McCaffery has seen tremendous growth in Jok, whose talent was on display in scoring 14 points in a second-half span of 3 minutes, 35 seconds in last week’s 83-82 loss at Iowa State.
“I told him his game as a freshman, he had a sloppy game,” McCaffery said. “He would fumble and stumble and run around and just try to shoot jumpers and make that the cure for everything. He needed to become a really good basketball player. I'm really proud of him because you do that when you have character.”
Even last year, Jok was up and down. In last year’s 56-44 Big Four Classic loss to Northern Iowa, he shot 2-for-9.

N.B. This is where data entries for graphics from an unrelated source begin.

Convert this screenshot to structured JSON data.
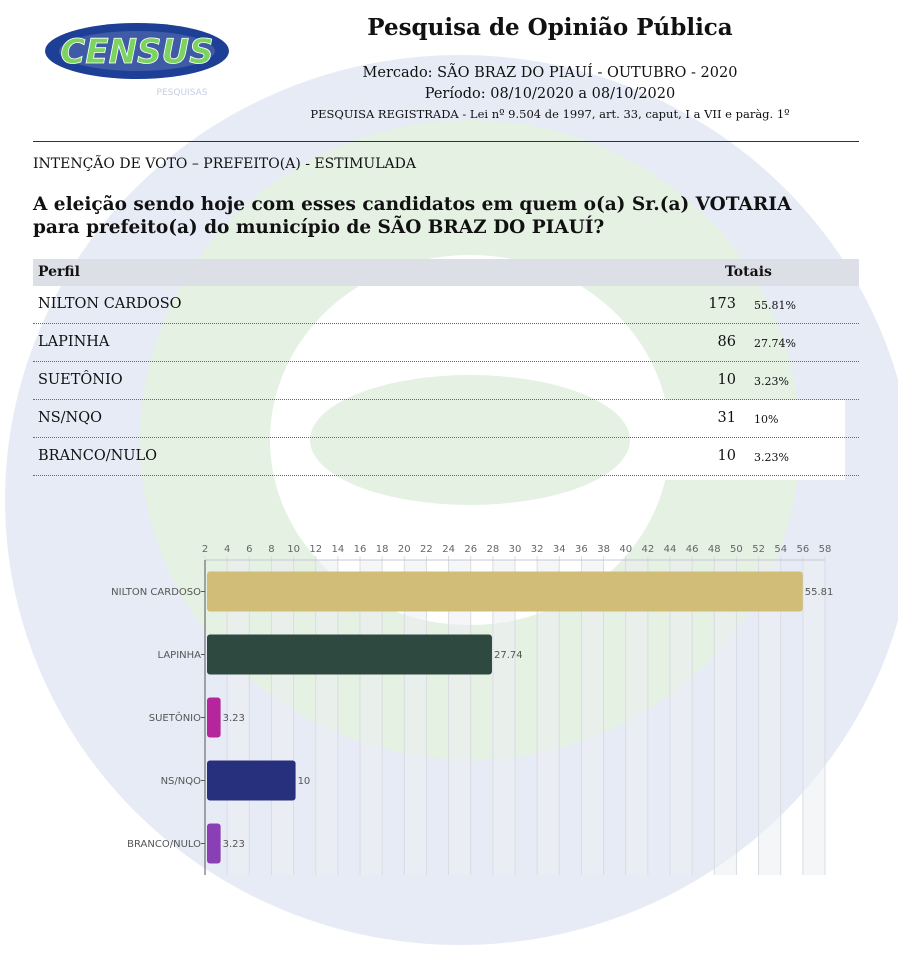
{
  "header": {
    "logo_text": "CENSUS",
    "logo_subtext": "PESQUISAS",
    "title": "Pesquisa de Opinião Pública",
    "market": "Mercado: SÃO BRAZ DO PIAUÍ - OUTUBRO - 2020",
    "period": "Período: 08/10/2020 a 08/10/2020",
    "registration": "PESQUISA REGISTRADA - Lei nº 9.504 de 1997, art. 33, caput, I a VII e paràg. 1º"
  },
  "section_title": "INTENÇÃO DE VOTO – PREFEITO(A) - ESTIMULADA",
  "question": "A eleição sendo hoje com esses candidatos em quem o(a) Sr.(a) VOTARIA para prefeito(a) do município de SÃO BRAZ DO PIAUÍ?",
  "table": {
    "headers": {
      "profile": "Perfil",
      "totals": "Totais"
    },
    "rows": [
      {
        "name": "NILTON CARDOSO",
        "count": "173",
        "pct": "55.81%"
      },
      {
        "name": "LAPINHA",
        "count": "86",
        "pct": "27.74%"
      },
      {
        "name": "SUETÔNIO",
        "count": "10",
        "pct": "3.23%"
      },
      {
        "name": "NS/NQO",
        "count": "31",
        "pct": "10%"
      },
      {
        "name": "BRANCO/NULO",
        "count": "10",
        "pct": "3.23%"
      }
    ]
  },
  "chart_data": {
    "type": "bar",
    "orientation": "horizontal",
    "categories": [
      "NILTON CARDOSO",
      "LAPINHA",
      "SUETÔNIO",
      "NS/NQO",
      "BRANCO/NULO"
    ],
    "values": [
      55.81,
      27.74,
      3.23,
      10,
      3.23
    ],
    "data_labels": [
      "55.81",
      "27.74",
      "3.23",
      "10",
      "3.23"
    ],
    "colors": [
      "#d1bd78",
      "#2e4a40",
      "#b5269c",
      "#27307c",
      "#8a3fb5"
    ],
    "xlim": [
      2,
      58
    ],
    "x_ticks": [
      2,
      4,
      6,
      8,
      10,
      12,
      14,
      16,
      18,
      20,
      22,
      24,
      26,
      28,
      30,
      32,
      34,
      36,
      38,
      40,
      42,
      44,
      46,
      48,
      50,
      52,
      54,
      56,
      58
    ],
    "tick_position": "top",
    "grid": true,
    "title": "",
    "xlabel": "",
    "ylabel": ""
  }
}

This time at Wells Fargo, his game is in a better place. He said he’ll have 30 to 40 people close to him -- including his brother, Dau, and the family of his guardian, Mike Nixon, on hand. Abrahamson’s parents, who now live in Chicago, and other extended family are planning to attend, too -- if they can find tickets to the two-game event, capped by Iowa State-Northern Iowa at 6 p.m. (“They’re going to have to go on StubHub or something,” Abrahamson joked, noting his four-ticket limit.)

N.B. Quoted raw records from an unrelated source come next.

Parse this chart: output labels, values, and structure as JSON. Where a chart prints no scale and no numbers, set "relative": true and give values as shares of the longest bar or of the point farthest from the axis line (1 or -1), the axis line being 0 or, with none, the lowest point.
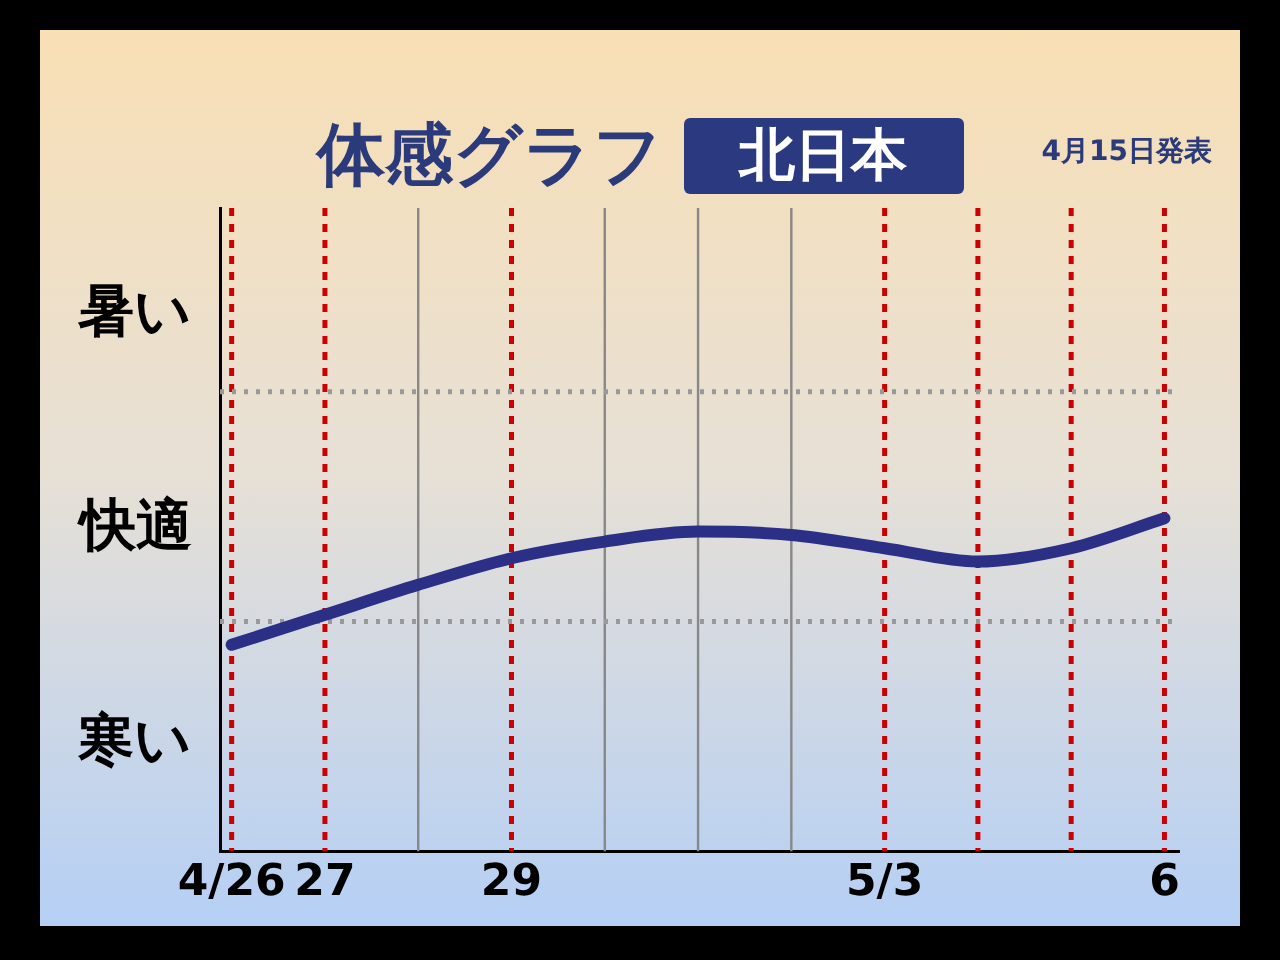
{
  "chart_data": {
    "type": "line",
    "title": "体感グラフ",
    "subtitle": "北日本",
    "relative": true,
    "annotations": [
      "4月15日発表",
      "暑い",
      "快適",
      "寒い"
    ],
    "x": [
      "--04-26",
      "--04-27",
      "--04-28",
      "--04-29",
      "--04-30",
      "--05-01",
      "--05-02",
      "--05-03",
      "--05-04",
      "--05-05",
      "--05-06"
    ],
    "series": [
      {
        "color": "#2b2f86",
        "values": [
          0.62,
          0.71,
          0.8,
          0.88,
          0.93,
          0.96,
          0.95,
          0.91,
          0.87,
          0.91,
          1
        ]
      }
    ],
    "xlim": [
      "--04-25T21:00",
      "--05-06T04:00"
    ],
    "xticks": [
      {
        "value": "--04-26",
        "label": "4/26"
      },
      {
        "value": "--04-27",
        "label": "27"
      },
      {
        "value": "--04-28",
        "label": null
      },
      {
        "value": "--04-29",
        "label": "29"
      },
      {
        "value": "--04-30",
        "label": null
      },
      {
        "value": "--05-01",
        "label": null
      },
      {
        "value": "--05-02",
        "label": null
      },
      {
        "value": "--05-03",
        "label": "5/3"
      },
      {
        "value": "--05-04",
        "label": null
      },
      {
        "value": "--05-05",
        "label": null
      },
      {
        "value": "--05-06",
        "label": "6"
      }
    ],
    "ref_lines": [
      {
        "axis": "x",
        "value": "--04-26",
        "color": "#cc0000",
        "line_style": "dotted"
      },
      {
        "axis": "x",
        "value": "--04-27",
        "color": "#cc0000",
        "line_style": "dotted"
      },
      {
        "axis": "x",
        "value": "--04-28",
        "color": "#888888",
        "line_style": "solid"
      },
      {
        "axis": "x",
        "value": "--04-30",
        "color": "#888888",
        "line_style": "solid"
      },
      {
        "axis": "x",
        "value": "--05-01",
        "color": "#888888",
        "line_style": "solid"
      },
      {
        "axis": "x",
        "value": "--05-02",
        "color": "#888888",
        "line_style": "solid"
      },
      {
        "axis": "x",
        "value": "--04-29",
        "color": "#cc0000",
        "line_style": "dotted"
      },
      {
        "axis": "x",
        "value": "--05-03",
        "color": "#cc0000",
        "line_style": "dotted"
      },
      {
        "axis": "x",
        "value": "--05-04",
        "color": "#cc0000",
        "line_style": "dotted"
      },
      {
        "axis": "x",
        "value": "--05-05",
        "color": "#cc0000",
        "line_style": "dotted"
      },
      {
        "axis": "x",
        "value": "--05-06",
        "color": "#cc0000",
        "line_style": "dotted"
      },
      {
        "axis": "y",
        "value": 0.69,
        "color": "#999999",
        "line_style": "dotted"
      },
      {
        "axis": "y",
        "value": 1.38,
        "color": "#999999",
        "line_style": "dotted"
      }
    ],
    "legend": false,
    "marker": "none",
    "line_style": "solid"
  }
}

More than proving something to each other, both teams have business to settle. The Hawkeyes are trying to wipe the taste of that meltdown at Hilton Coliseum out of their mouths, and the Bulldogs are hungry to prove they’re better than their record -- with four of their losses coming by eight points or less.
“We have a really good team,” Abrahamson said. “I know that. My teammates know that. Our coaches know that. We just have to prove it. We haven’t proven it yet, which is really annoying.”

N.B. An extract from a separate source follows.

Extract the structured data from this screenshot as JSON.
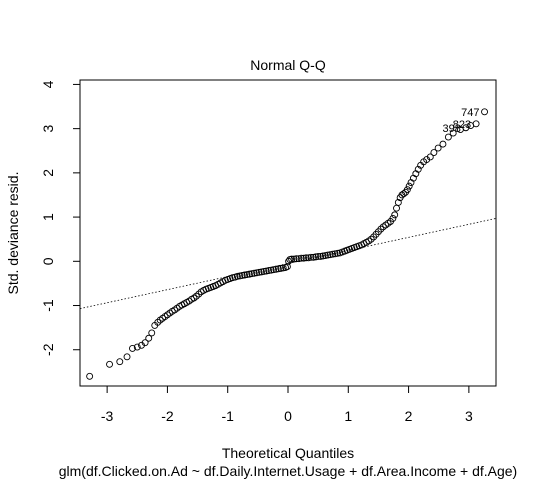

After the game, Jok will get to share Christmas with his family. But that’s the secondary part of his trip home.
“I’m not going there for the family,” he said, “I’m going there to win a game.”
BIG FOUR CLASSIC: IOWA (7-3) VS. DRAKE (4-6)
When, where: 3:30 p.m. Saturday, Wells Fargo Arena, Des Moines
TV: ESPN3 (online at ESPN3.com)
Radio: Iowa radio: WHO-AM (1040), KXIC-AM (800) and the Hawkeye network; Drake announcers: KRNT-AM (1350) in Des Moines.
Matchup breakdown: Grab your seat early to watch 6-foot-9 senior Jarrod Uthoff, who has averaged 27 first-half points in Iowa’s last two games. … The Hawkeyes have won four straight in the series, including an 83-66 win in the 2013 Big Four Classic, after dropping three in a row (2006-08). … The teams have one common opponent in UMKC; Iowa beat the Kangaroos, 95-75; Drake lost, 78-73. … The Bulldogs will present one of the biggest front lines Iowa will face all year in 7-foot Europeans Jacob Enevold of Denmark (4.7 ppg, 6.4 rpg) and Dominik Olejniczak of Poland (4.4 ppg, 4.3 rpg). Guard Reed Timmer is Drake’s top playmaker (19.0 ppg, 55.1 percent shooting). … Iowa coach Fran McCaffery on Drake coach Ray Giacoletti’s team: “They run good stuff. He's got three very talented scorers. He's got a couple big kids that are impressive. He's got some athletes on the wing, so you can see him kind of putting it together piece by piece. … This is a team that has really impressed me on film.”